La Banque africaine de développement (BAD) a réuni en avril à Abidjan plus de 230 représentants des administrations fiscales, institutions régionales, entreprises et partenaires techniques autour d’un séminaire consacré à la numérisation de la taxe sur la valeur ajoutée (TVA). L’objectif : renforcer la mobilisation des ressources nationales et améliorer l’efficacité des systèmes fiscaux. Et ce, dans un contexte marqué par la baisse progressive de l’aide extérieure et des contraintes budgétaires croissantes.
Organisé avec le soutien du gouvernement japonais dans le cadre du programme PHRDG, le séminaire a mis en lumière le rôle stratégique de la TVA. Laquelle représente près de 30 % des recettes fiscales dans de nombreux pays africains. Malgré son importance, son efficacité demeure limitée, avec un taux de recouvrement estimé à seulement 36 %. C’est ce qu’ explique l’organisation financière panafricaine, dans une note qu’elle vient de publier.
En effet la BAD estime que la numérisation de la TVA constitue un levier essentiel pour moderniser les administrations fiscales. Au-delà de la simple automatisation des procédures, elle permet d’améliorer la transparence, de renforcer la confiance entre les contribuables et l’administration. Tout en accroissant les recettes publiques grâce à une meilleure traçabilité des transactions.
A cet égard, les échanges ont permis de présenter plusieurs expériences nationales. Ainsi, en Côte d’Ivoire, la plateforme E-Impôts facilite la déclaration et le paiement en ligne des taxes. Tandis que des systèmes de facturation électronique sont progressivement déployés. Le Nigeria expérimente quant à lui un dispositif de facturation électronique en temps réel destiné aux grands contribuables. De son côté, le Ghana utilise des outils numériques et l’analyse de données pour réduire les pertes de recettes liées à la TVA, notamment sur les importations. Pour leur part, le Togo et le Sénégal poursuivent également leurs efforts de digitalisation fiscale. Même si ce dernier fait encore face à des défis techniques liés à l’interopérabilité de ses systèmes, ajoute la BAD.
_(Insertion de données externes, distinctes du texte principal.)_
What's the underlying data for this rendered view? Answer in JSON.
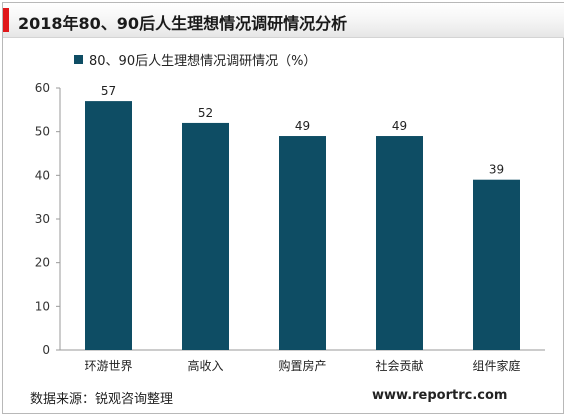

En outre, les participants ont tiré les enseignements des expériences menées en Afrique de l’Est, où la digitalisation de la TVA a contribué à améliorer la conformité fiscale, à accroître les recettes et à renforcer le contrôle des transactions.
Par ailleurs, le séminaire a souligné l’importance de la coopération régionale. La CEDEAO a rappelé que la TVA représente plus de 31 % des recettes fiscales de la région. De même qu’il a présenté un projet pilote visant à mieux taxer les transactions numériques transfrontalières. De son côté, le Forum ouest-africain de l’administration fiscale (WATAF) a mis en avant ses actions en matière de renforcement des capacités et de partage de données.
Cependant, malgré les avancées observées, plusieurs obstacles subsistent. Avec notamment le déficit d’infrastructures numériques, les difficultés d’interopérabilité, les coûts de mise en conformité pour les entreprises et les retards dans les remboursements de TVA.
Au final, les participants ont conclu que la réussite des réformes passera par des investissements technologiques, un accompagnement accru des contribuables et une collaboration renforcée entre les secteurs public et privé.